You’ll be glad you did.

Now it’s your turn: What tips do you have for writing when you don’t want to?

8 comments:

Morgan Shamy said...

I love this post. I know I try to embrace the lows as well as the highs--and know that I can still be progressing even when the writing isn't coming as easily.

Patricia said...

I'm having one of these moments. Finally, got myself to sit down and write and just hating every word. Getting the words down is worse than pulling teeth, but at least I'm trying.

Emily Mead said...

I love the idea of making a "love list" for your novel. Definitely going to try it. What motivates me is the fact that I know my critique partner is awaiting my next chapter/scene/bit, and I don't want to disappoint her. Even though I'm not published, I set deadlines for myself - and disappointing myself is even worse than disappointing my crit partner.
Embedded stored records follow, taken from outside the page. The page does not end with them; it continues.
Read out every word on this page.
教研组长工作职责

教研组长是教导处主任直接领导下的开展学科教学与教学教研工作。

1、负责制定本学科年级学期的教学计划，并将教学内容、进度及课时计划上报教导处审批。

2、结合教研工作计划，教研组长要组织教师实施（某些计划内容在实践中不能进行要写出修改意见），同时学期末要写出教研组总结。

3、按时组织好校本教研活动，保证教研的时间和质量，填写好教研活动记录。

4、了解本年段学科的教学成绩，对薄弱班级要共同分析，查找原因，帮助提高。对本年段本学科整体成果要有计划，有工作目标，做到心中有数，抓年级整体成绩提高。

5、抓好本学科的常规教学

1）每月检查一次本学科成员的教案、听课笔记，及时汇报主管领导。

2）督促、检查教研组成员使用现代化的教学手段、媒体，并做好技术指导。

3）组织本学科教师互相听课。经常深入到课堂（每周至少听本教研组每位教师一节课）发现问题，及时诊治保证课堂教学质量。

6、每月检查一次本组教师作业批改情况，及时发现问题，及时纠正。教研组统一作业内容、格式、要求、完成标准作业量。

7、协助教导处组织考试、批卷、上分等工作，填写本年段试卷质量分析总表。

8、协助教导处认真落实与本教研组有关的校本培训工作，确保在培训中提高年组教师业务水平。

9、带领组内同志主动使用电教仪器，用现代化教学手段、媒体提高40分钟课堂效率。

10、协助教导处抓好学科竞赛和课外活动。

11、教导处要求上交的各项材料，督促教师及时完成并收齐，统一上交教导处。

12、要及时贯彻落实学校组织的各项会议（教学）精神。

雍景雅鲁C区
Sometimes you just gotta do it :)

Ava Jae said...

Absolutely, Morgan. Any progress you make is progress regardless of how easy or difficult it was.
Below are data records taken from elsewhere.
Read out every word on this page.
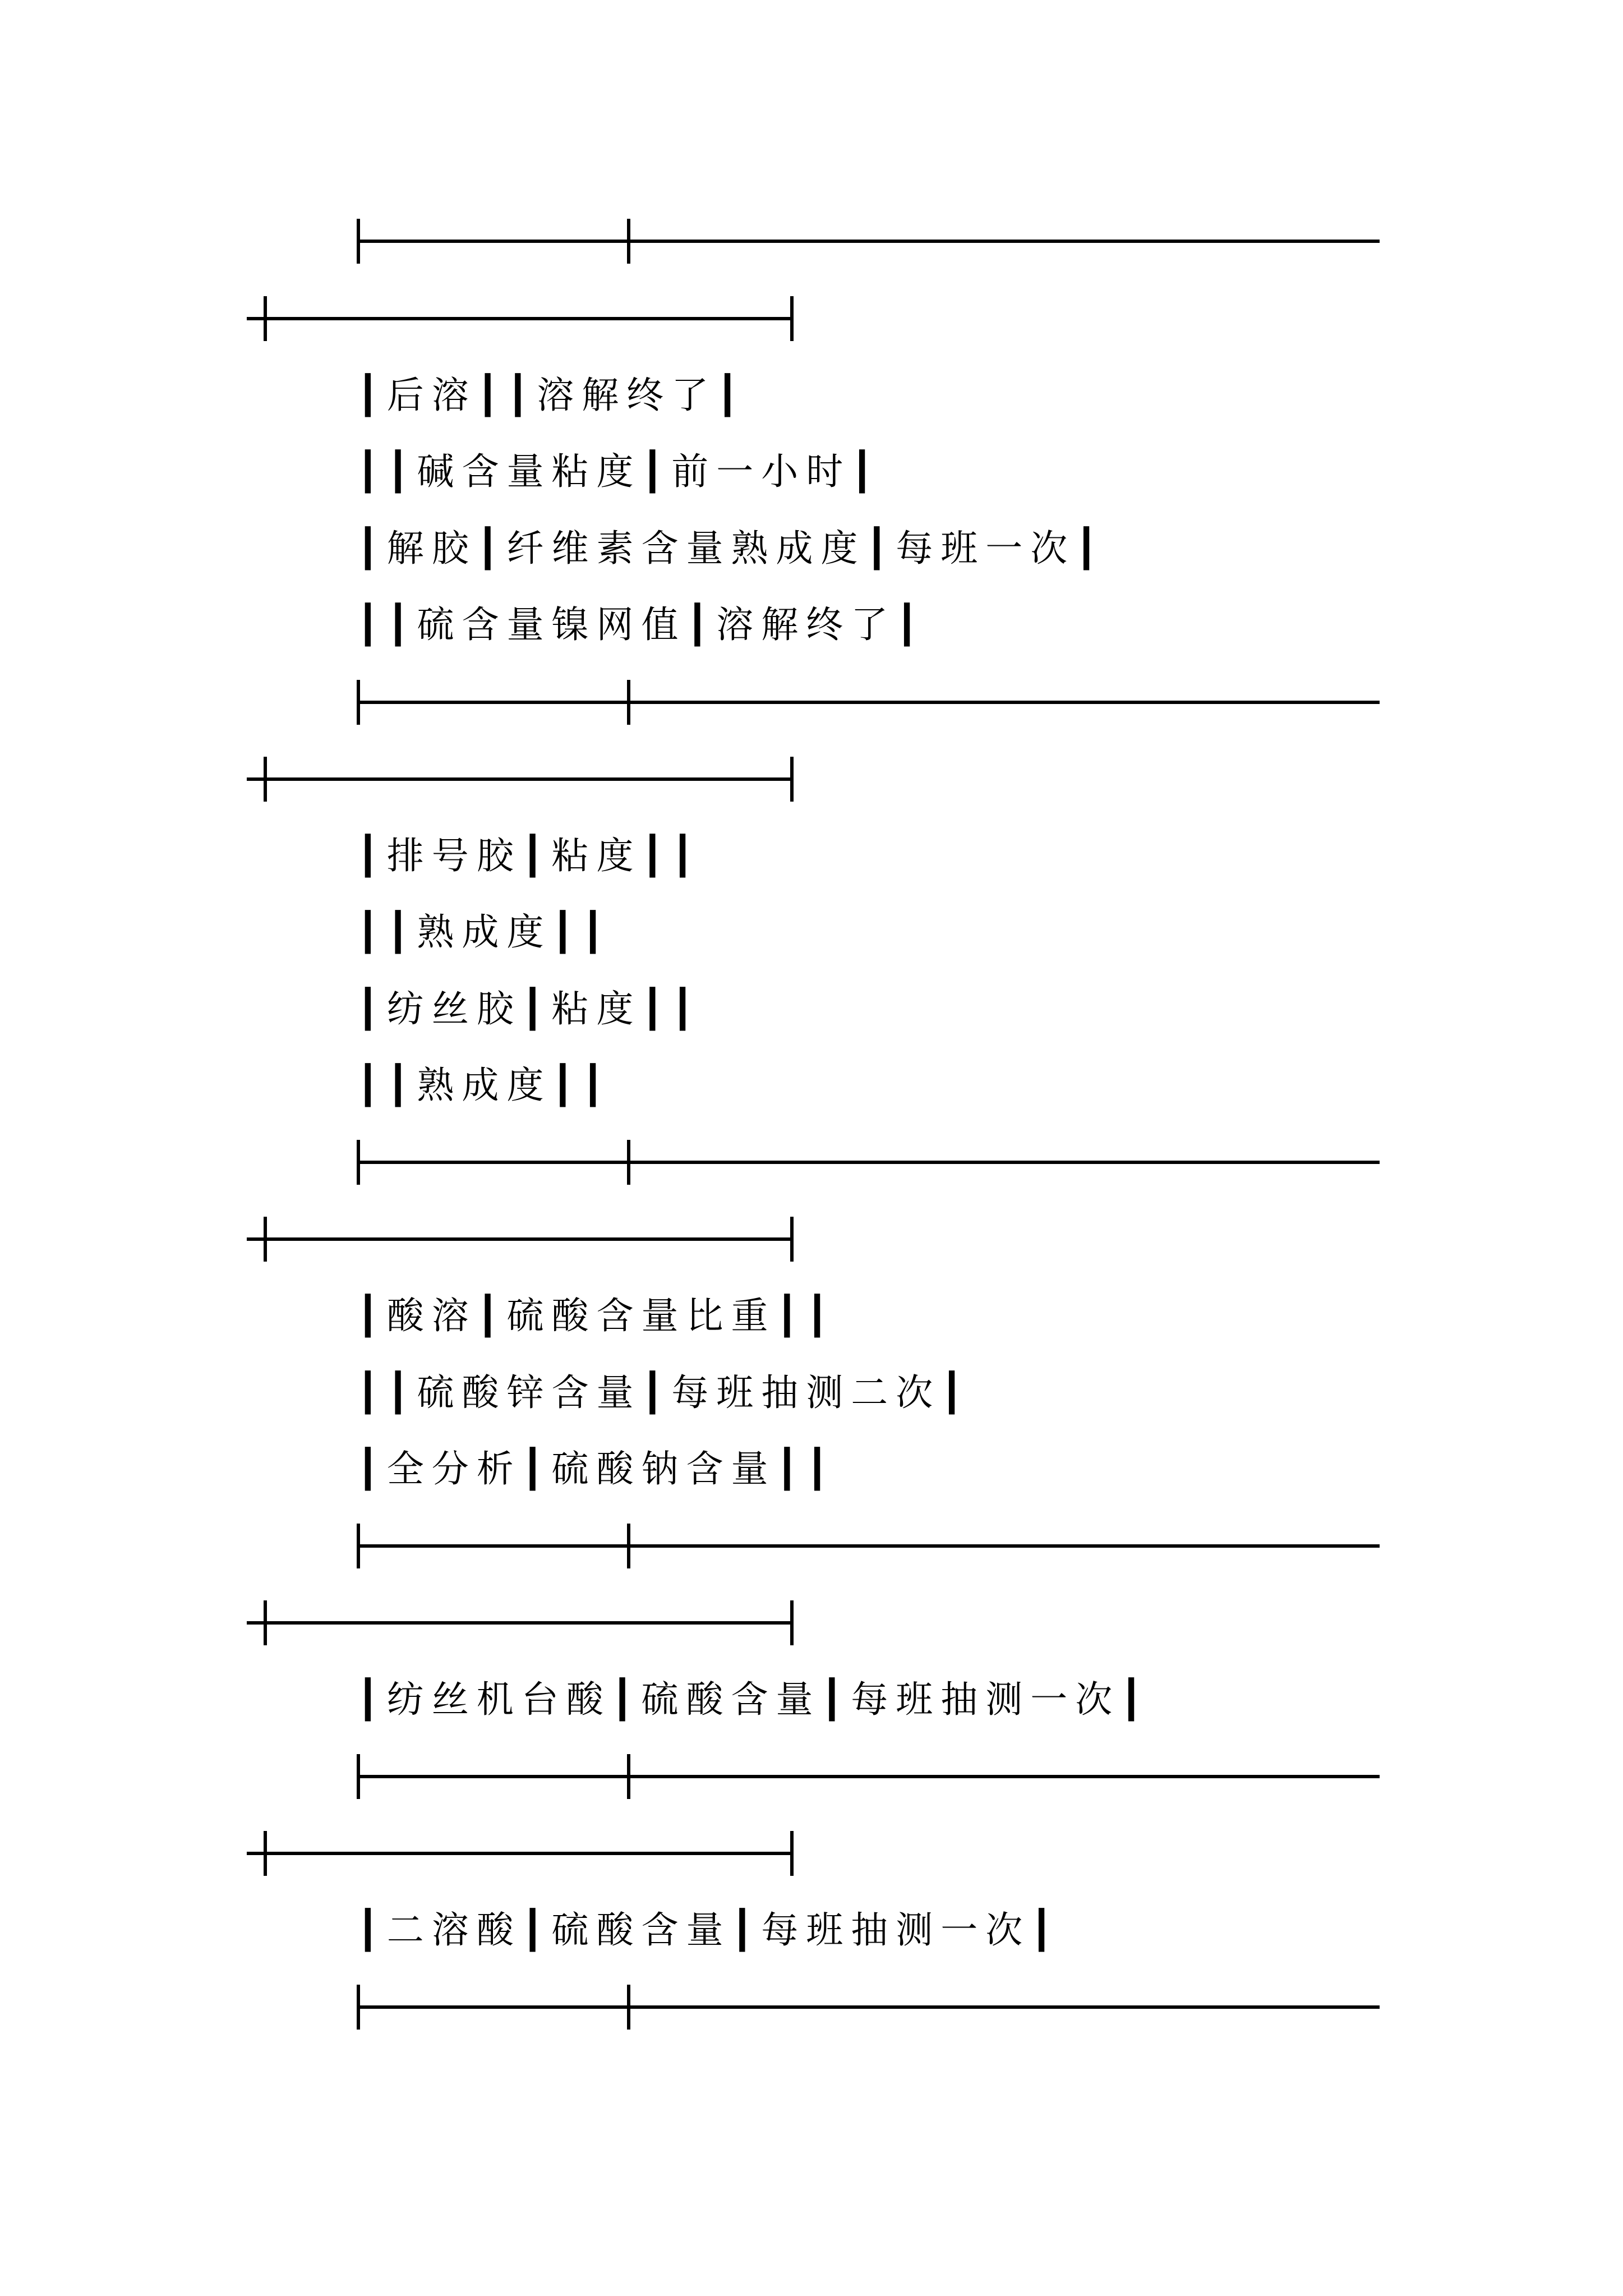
┃后溶┃┃溶解终了┃
┃┃碱含量粘度┃前一小时┃
┃解胶┃纤维素含量熟成度┃每班一次┃
┃┃硫含量镍网值┃溶解终了┃
┃排号胶┃粘度┃┃
┃┃熟成度┃┃
┃纺丝胶┃粘度┃┃
┃┃熟成度┃┃
┃酸溶┃硫酸含量比重┃┃
┃┃硫酸锌含量┃每班抽测二次┃
┃全分析┃硫酸钠含量┃┃
┃纺丝机台酸┃硫酸含量┃每班抽测一次┃
┃二溶酸┃硫酸含量┃每班抽测一次┃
Glad you enjoyed the post! :)

Ava Jae said...

It's not easy when it hits, but if you keep pushing and writing anyway, you'll break through the spell. Good luck!

Ava Jae said...

I thought the love list idea was a fantastic one as well, which is why I shared it with you guys. ^_^


I can certainly see how a critique partner or beta reader at the ready while you draft can be a great motivator, and I also think it's fantastic that you set deadlines for yourself. Learning to work by a deadline is very important and it's a skill that can be applied to many different aspects of life. Good work!

Tinnis said...

I was just reading through your very interesting blog, you have given me many ideas and things to think about:) Thank you very much! I love your blog since it gives a writer like me that doesn't have very much experience and no writers among my acquaintances very much tips and things to think about:)
And I just had to say what I always try to do when I don't wan to write a particular story because I can't get any inspiration. I try to write a short story. Since you are always almost excited or inspired by something I try to write a short story about that one thing and when I get that thing out of my head I can then once again go back to what I should be writing^^

Ava Jae said...

Hello Tinnis! Welcome to Writability--I'm glad to hear you've been enjoying my blog so much. :)
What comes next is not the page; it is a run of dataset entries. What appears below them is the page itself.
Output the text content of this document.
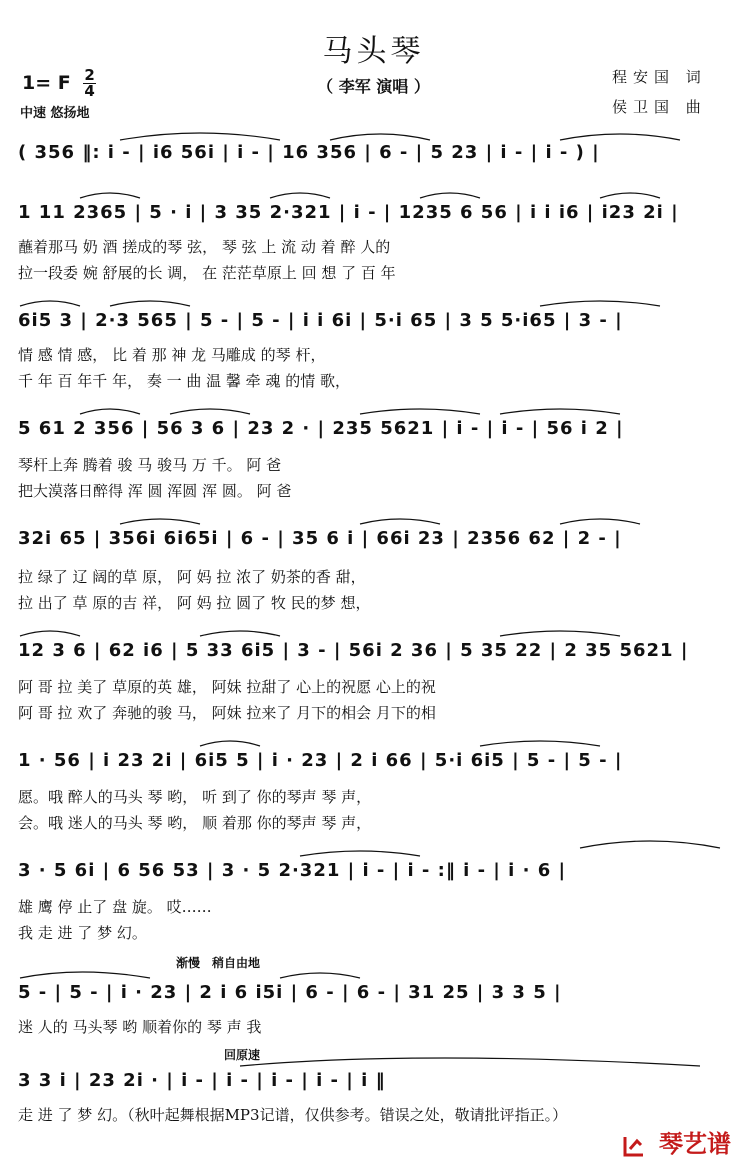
马头琴
（ 李军 演唱 ）
1= F $\frac{2}{4}$
中速 悠扬地
程安国 词
侯卫国 曲
( 356 ‖: i - | i6 56i | i - | 16 356 | 6 - | 5 23 | i - | i - ) |
1 11 2365 | 5 · i | 3 35 2·321 | i - | 1235 6 56 | i i i6 | i23 2i |
蘸着那马 奶 酒 搓成的琴 弦， 琴 弦 上 流 动 着 醉 人的
拉一段委 婉 舒展的长 调， 在 茫茫草原上 回 想 了 百 年
6i5 3 | 2·3 565 | 5 - | 5 - | i i 6i | 5·i 65 | 3 5 5·i65 | 3 - |
情 感 情 感， 比 着 那 神 龙 马雕成 的琴 杆，
千 年 百 年千 年， 奏 一 曲 温 馨 牵 魂 的情 歌，
5 61 2 356 | 56 3 6 | 23 2 · | 235 5621 | i - | i - | 56 i 2 |
琴杆上奔 腾着 骏 马 骏马 万 千。 阿 爸
把大漠落日醉得 浑 圆 浑圆 浑 圆。 阿 爸
32i 65 | 356i 6i65i | 6 - | 35 6 i | 66i 23 | 2356 62 | 2 - |
拉 绿了 辽 阔的草 原， 阿 妈 拉 浓了 奶茶的香 甜，
拉 出了 草 原的吉 祥， 阿 妈 拉 圆了 牧 民的梦 想，
12 3 6 | 62 i6 | 5 33 6i5 | 3 - | 56i 2 36 | 5 35 22 | 2 35 5621 |
阿 哥 拉 美了 草原的英 雄， 阿妹 拉甜了 心上的祝愿 心上的祝
阿 哥 拉 欢了 奔驰的骏 马， 阿妹 拉来了 月下的相会 月下的相
1 · 56 | i 23 2i | 6i5 5 | i · 23 | 2 i 66 | 5·i 6i5 | 5 - | 5 - |
愿。哦 醉人的马头 琴 哟， 听 到了 你的琴声 琴 声，
会。哦 迷人的马头 琴 哟， 顺 着那 你的琴声 琴 声，
3 · 5 6i | 6 56 53 | 3 · 5 2·321 | i - | i - :‖ i - | i · 6 |
雄 鹰 停 止了 盘 旋。 哎……
我 走 进 了 梦 幻。
渐慢 稍自由地
5 - | 5 - | i · 23 | 2 i 6 i5i | 6 - | 6 - | 31 25 | 3 3 5 |
迷 人的 马头琴 哟 顺着你的 琴 声 我
回原速
3 3 i | 23 2i · | i - | i - | i - | i - | i ‖
走 进 了 梦 幻。（秋叶起舞根据MP3记谱，仅供参考。错误之处，敬请批评指正。）
琴艺谱
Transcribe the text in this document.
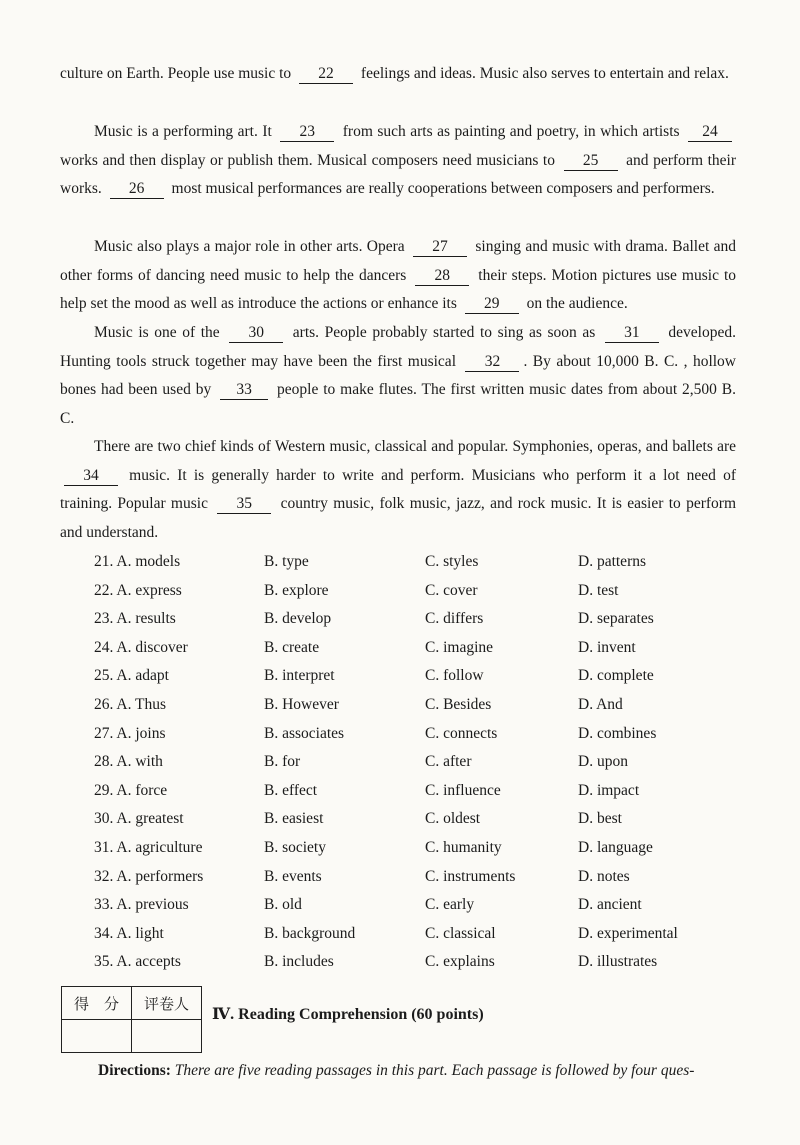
culture on Earth. People use music to 22 feelings and ideas. Music also serves to entertain and relax.
Music is a performing art. It 23 from such arts as painting and poetry, in which artists 24 works and then display or publish them. Musical composers need musicians to 25 and perform their works. 26 most musical performances are really cooperations between composers and performers.
Music also plays a major role in other arts. Opera 27 singing and music with drama. Ballet and other forms of dancing need music to help the dancers 28 their steps. Motion pictures use music to help set the mood as well as introduce the actions or enhance its 29 on the audience.
Music is one of the 30 arts. People probably started to sing as soon as 31 developed. Hunting tools struck together may have been the first musical 32 . By about 10,000 B. C. , hollow bones had been used by 33 people to make flutes. The first written music dates from about 2,500 B. C.
There are two chief kinds of Western music, classical and popular. Symphonies, operas, and ballets are 34 music. It is generally harder to write and perform. Musicians who perform it a lot need of training. Popular music 35 country music, folk music, jazz, and rock music. It is easier to perform and understand.
21. A. models	B. type	C. styles	D. patterns
22. A. express	B. explore	C. cover	D. test
23. A. results	B. develop	C. differs	D. separates
24. A. discover	B. create	C. imagine	D. invent
25. A. adapt	B. interpret	C. follow	D. complete
26. A. Thus	B. However	C. Besides	D. And
27. A. joins	B. associates	C. connects	D. combines
28. A. with	B. for	C. after	D. upon
29. A. force	B. effect	C. influence	D. impact
30. A. greatest	B. easiest	C. oldest	D. best
31. A. agriculture	B. society	C. humanity	D. language
32. A. performers	B. events	C. instruments	D. notes
33. A. previous	B. old	C. early	D. ancient
34. A. light	B. background	C. classical	D. experimental
35. A. accepts	B. includes	C. explains	D. illustrates
得　分	评卷人

Ⅳ. Reading Comprehension (60 points)
Directions: There are five reading passages in this part. Each passage is followed by four ques-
Are you on Twitter? I've found that Twitter can be a fantastic place to meet other writers (because as it turns out, Twitter is CRAWLING with writers who should be writing but are tweeting instead. I am totally not guilty of this [yes I am].)


I think it's really interesting that you write short stories to help to inspire you. I haven't written any short stories in years, but I can see how it might kickstart you into a great writing session.


Thanks for sharing your thoughts and welcome to the community!